Limitations & Future Work

  • Constructing 8M samples incurs substantial cost, and the approach partially relies on synthetic data whose realism and diversity warrant further evaluation.
  • Spatial chain-of-thought reasoning (Spatial CoT) remains preliminary; more complex multi-step spatial reasoning capabilities are limited.
  • Evaluation is conducted primarily on static images; assessment of spatial intelligence in video and interactive settings is absent.
  • For spatial tasks requiring precise numerical outputs (e.g., accurate depth estimation), the precision of the current approach still has room for improvement.
  • Diminishing marginal returns from data scaling suggest that future work may need to integrate architectural improvements or novel training paradigms.
  • vs. SpatialVLM: SpatialVLM focuses on 2D spatial relationships, whereas SenseNova-SI covers a broader range of spatial capability dimensions (including 3D) at a substantially larger data scale.
  • vs.
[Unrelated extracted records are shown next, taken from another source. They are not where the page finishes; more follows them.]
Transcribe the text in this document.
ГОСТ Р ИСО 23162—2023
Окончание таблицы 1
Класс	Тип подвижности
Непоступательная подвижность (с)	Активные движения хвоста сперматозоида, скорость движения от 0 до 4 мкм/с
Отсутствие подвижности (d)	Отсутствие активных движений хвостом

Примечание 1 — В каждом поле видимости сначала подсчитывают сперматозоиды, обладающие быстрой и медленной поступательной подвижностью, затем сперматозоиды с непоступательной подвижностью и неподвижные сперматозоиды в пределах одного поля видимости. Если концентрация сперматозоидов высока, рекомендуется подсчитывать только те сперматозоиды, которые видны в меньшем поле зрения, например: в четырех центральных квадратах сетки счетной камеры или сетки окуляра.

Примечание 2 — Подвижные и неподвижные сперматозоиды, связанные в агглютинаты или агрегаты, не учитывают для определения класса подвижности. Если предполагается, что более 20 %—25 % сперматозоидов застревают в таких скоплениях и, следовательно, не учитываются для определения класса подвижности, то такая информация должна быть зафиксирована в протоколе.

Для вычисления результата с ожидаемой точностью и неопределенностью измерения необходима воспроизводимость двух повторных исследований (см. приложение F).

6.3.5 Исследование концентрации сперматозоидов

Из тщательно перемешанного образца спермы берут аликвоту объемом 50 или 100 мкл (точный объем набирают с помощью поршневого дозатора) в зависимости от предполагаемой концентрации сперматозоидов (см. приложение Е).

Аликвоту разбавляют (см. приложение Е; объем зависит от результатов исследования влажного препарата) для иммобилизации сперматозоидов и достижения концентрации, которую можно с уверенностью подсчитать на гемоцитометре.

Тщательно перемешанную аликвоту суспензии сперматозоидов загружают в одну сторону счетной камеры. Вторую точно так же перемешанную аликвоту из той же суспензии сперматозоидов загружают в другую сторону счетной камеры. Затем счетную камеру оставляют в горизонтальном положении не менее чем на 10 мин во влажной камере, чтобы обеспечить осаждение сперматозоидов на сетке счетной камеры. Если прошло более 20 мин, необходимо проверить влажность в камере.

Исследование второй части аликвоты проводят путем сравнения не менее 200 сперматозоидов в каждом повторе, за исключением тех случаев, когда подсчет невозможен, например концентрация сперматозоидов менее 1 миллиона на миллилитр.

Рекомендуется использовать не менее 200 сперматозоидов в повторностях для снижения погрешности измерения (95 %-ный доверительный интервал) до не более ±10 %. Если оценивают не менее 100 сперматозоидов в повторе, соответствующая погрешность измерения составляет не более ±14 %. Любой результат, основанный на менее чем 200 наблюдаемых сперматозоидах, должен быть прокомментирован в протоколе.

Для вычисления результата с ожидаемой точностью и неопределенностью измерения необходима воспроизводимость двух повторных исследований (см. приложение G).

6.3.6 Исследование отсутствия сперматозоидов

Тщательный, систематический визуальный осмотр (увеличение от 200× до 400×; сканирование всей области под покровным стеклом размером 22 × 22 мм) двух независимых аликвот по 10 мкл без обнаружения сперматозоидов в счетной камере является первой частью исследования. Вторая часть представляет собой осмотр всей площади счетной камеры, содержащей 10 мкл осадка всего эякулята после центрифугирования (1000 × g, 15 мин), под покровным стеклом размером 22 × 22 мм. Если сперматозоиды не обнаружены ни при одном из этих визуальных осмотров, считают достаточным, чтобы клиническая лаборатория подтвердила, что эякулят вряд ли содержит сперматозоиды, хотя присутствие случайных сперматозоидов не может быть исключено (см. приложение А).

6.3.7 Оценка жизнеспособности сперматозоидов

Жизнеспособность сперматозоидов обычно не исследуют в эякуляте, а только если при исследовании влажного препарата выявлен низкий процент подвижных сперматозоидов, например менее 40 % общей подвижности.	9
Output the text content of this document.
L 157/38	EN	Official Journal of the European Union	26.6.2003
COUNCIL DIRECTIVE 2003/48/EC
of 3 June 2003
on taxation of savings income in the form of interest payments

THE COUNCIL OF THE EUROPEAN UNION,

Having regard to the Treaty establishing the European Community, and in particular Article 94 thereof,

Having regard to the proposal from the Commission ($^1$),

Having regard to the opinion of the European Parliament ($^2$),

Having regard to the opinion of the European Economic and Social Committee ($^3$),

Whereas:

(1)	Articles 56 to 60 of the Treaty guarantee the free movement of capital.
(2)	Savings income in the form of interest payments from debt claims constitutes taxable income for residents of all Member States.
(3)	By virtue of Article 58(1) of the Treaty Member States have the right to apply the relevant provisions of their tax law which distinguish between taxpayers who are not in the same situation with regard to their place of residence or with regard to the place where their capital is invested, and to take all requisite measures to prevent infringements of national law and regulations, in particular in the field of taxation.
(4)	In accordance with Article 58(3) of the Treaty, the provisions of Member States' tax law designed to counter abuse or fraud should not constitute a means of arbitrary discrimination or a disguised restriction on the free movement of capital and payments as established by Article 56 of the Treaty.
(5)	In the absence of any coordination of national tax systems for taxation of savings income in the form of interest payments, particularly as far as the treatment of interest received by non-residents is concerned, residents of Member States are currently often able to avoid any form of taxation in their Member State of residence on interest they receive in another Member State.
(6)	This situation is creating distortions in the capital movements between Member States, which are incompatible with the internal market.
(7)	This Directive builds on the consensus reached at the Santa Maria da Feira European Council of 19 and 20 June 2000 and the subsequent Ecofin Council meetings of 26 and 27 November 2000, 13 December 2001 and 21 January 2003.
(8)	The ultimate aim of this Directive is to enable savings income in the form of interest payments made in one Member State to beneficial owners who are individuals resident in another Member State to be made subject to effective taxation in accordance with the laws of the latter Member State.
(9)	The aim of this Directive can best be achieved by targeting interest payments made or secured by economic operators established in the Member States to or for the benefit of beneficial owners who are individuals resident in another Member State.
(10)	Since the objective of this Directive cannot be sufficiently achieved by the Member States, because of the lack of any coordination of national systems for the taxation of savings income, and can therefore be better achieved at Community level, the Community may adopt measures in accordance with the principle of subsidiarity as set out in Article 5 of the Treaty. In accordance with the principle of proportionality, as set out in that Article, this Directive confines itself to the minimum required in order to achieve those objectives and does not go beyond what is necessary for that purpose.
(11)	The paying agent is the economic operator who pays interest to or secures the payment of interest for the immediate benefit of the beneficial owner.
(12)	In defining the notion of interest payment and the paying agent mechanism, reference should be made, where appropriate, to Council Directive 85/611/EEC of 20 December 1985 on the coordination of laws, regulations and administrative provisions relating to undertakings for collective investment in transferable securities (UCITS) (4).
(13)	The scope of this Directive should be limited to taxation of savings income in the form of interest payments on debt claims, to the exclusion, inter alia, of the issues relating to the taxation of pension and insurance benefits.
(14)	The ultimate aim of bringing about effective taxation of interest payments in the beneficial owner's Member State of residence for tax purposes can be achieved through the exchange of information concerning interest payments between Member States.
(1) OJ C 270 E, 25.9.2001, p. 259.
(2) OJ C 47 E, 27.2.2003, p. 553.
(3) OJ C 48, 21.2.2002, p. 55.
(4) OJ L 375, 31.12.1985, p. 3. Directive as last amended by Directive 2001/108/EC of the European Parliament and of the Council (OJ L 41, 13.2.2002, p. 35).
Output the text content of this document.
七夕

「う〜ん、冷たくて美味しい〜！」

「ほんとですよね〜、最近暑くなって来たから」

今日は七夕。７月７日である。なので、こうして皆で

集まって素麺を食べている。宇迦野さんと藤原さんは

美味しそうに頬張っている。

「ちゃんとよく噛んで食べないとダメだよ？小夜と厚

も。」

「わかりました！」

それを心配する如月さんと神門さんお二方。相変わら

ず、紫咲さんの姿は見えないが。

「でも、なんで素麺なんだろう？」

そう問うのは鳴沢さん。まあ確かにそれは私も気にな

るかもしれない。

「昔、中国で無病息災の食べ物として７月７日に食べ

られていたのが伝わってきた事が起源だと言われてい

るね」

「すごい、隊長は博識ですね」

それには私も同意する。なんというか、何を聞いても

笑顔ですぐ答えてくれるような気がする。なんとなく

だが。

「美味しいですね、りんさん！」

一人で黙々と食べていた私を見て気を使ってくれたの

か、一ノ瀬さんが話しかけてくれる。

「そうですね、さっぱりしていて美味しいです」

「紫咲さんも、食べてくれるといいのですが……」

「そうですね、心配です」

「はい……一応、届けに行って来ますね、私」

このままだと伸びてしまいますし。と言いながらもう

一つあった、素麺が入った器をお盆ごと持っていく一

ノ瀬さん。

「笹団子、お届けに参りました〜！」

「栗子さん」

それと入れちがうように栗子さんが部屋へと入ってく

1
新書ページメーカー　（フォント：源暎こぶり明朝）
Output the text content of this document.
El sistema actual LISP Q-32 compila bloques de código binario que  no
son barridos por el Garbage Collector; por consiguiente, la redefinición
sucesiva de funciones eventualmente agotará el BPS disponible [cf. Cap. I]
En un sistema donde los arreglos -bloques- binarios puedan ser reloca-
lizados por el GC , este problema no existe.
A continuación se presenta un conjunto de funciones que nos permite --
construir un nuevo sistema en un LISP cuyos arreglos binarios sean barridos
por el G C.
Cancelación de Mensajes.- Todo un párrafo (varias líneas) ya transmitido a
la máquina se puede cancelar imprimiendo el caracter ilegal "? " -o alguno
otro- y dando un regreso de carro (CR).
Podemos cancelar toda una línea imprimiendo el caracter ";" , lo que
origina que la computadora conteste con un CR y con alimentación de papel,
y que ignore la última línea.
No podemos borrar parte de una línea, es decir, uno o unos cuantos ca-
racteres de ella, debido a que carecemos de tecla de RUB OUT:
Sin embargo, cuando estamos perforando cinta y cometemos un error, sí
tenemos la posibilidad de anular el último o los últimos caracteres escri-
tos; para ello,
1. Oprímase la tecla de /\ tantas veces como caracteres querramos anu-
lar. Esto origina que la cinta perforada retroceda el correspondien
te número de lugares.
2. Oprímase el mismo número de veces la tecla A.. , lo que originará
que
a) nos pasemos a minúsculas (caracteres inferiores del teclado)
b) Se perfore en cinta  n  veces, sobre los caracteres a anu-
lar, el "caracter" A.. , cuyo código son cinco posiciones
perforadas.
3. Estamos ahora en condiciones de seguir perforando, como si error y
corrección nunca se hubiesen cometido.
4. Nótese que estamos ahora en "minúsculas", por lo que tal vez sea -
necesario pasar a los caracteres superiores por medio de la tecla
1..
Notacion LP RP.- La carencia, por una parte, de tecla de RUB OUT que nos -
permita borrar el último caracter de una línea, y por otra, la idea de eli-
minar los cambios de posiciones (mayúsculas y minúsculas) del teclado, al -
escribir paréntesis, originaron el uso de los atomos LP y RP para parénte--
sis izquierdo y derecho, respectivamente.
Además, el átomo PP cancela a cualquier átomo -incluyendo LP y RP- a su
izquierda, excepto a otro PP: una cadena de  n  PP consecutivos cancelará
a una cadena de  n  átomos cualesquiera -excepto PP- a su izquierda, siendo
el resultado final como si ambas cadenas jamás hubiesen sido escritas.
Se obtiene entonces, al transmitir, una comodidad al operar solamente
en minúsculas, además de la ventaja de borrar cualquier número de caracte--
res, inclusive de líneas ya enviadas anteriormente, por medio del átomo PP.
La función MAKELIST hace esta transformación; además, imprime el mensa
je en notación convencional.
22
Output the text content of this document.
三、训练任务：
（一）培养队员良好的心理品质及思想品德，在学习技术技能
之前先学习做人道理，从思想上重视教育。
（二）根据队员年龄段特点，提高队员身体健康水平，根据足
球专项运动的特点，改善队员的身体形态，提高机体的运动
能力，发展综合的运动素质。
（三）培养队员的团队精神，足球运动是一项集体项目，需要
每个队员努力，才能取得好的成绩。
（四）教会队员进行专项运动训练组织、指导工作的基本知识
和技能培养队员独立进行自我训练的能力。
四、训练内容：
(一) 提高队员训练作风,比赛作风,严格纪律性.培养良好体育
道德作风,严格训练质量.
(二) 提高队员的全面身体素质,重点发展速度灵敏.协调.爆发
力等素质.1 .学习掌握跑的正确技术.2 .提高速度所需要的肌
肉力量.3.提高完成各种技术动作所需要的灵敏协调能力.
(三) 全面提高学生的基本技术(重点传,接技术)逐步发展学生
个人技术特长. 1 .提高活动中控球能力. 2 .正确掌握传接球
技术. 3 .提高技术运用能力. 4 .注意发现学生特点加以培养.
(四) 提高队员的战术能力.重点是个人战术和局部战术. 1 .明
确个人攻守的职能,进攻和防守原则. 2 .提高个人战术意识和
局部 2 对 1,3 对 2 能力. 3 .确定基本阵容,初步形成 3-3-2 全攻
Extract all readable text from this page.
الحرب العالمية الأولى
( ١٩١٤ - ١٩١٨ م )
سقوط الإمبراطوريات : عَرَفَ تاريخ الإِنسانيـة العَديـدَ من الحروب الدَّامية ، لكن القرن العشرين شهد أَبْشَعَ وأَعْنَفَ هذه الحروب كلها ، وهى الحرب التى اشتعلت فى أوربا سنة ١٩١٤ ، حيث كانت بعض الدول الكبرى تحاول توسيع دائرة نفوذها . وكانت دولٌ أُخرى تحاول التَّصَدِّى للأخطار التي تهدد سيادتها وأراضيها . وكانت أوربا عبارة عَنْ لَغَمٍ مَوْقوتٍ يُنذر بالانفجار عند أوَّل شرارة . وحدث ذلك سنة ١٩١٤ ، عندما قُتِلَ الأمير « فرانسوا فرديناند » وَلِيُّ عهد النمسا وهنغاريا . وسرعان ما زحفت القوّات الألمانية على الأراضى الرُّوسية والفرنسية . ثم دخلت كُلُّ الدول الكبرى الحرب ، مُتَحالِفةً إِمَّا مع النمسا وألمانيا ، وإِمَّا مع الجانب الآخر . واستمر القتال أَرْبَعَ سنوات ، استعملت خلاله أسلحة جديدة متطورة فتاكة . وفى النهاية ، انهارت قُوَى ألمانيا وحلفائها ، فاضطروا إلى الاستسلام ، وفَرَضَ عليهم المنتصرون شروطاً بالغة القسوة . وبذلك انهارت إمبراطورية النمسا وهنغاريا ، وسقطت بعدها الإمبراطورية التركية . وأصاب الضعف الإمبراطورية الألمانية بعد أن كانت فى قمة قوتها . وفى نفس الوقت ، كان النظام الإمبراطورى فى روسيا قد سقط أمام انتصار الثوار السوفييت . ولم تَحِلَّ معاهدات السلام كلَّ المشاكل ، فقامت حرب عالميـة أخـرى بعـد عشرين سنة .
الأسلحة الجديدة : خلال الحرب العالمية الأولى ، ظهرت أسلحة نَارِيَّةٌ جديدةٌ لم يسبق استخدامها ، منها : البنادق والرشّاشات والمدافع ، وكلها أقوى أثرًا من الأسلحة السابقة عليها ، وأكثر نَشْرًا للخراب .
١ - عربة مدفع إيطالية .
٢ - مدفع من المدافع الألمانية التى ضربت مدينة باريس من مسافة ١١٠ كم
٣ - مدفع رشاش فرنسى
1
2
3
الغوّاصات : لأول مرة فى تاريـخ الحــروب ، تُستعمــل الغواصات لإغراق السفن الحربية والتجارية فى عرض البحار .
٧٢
SpatialRGPT: SpatialRGPT addresses region-level spatial reasoning; SenseNova-SI takes a more comprehensive approach to systematically improving overall spatial intelligence.
  • vs. Specialized 3D Models: Dedicated 3D vision models may outperform on specific tasks, but SenseNova-SI preserves general multimodal capabilities, representing a generalist model approach.

Rating

  • Novelty: ⭐⭐⭐ The core approach is data scaling with limited methodological innovation, though the systematic nature of the work is valuable.
  • Experimental Thoroughness: ⭐⭐⭐⭐⭐ Evaluated on 8 spatial benchmarks plus general benchmarks, with comprehensive ablation and analysis.
  • Writing Quality: ⭐⭐⭐⭐ Report-style writing with rich content, though somewhat verbose.
  • Value: ⭐⭐⭐⭐ Open-sourced models and data make a clear contribution to the community.